The great mistake … is to take up with the notion that class is naturally hostile to class, and that the wealthy and the working men are intended by nature to live in mutual conflict. So irrational and so false is this view that the direct contrary is the truth. Just as the symmetry of the human frame is the result of the suitable arrangement of the different parts of the body, so in a State is it ordained by nature that these two classes should dwell in harmony and agreement, so as to maintain the balance of the body politic. Each needs the other: capital cannot do without labor, nor labor without capital. Mutual agreement results in the beauty of good order, while perpetual conflict necessarily produces confusion and savage barbarity. Now, in preventing such strife as this, and in uprooting it, the efficacy of Christian institutions is marvellous and manifold. First of all, there is no intermediary more powerful than religion (whereof the Church is the interpreter and guardian) in drawing the rich and the working class together, by reminding each of its duties to the other, and especially of the obligations of justice.

The way is open to build a bridge between Catholic social teaching and classical liberalism.  That need not create dependency between the two realms.  Instead, the opportunity is in demonstrating that the free market model of social cooperation/competition can deliver more prosperity to the masses than the model of contention on which all politics is based.

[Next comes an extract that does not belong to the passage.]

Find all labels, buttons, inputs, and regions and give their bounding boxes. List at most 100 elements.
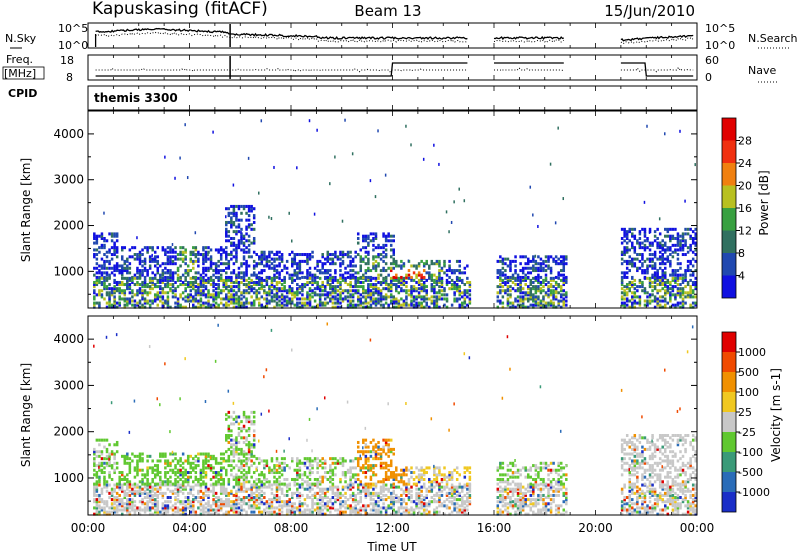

[i] Members of the Austrian school of economics might ask, “How does Ludwig von Mises thinking relate to Rerum Novarum?”  Rerum Novarum was written in 1891, Quadragesimo Anno was written in 1931, but Mises major work, Human Action, was published in 1949.  The latter introduced the idea that the study of economics was just one part of the larger study of praxeology, the study of all human action.  The first 199 pages of Mises’ Human Action describe the general principles upon which praxeology is based.  Much has been written about one realm of human action, the law, but humans also operate simultaneously in other realms to include civility, charity, mercy and forgiveness.  Thus, there is a significant area of human action that remains to be explored outside of economics, but consistent with Austrian economics.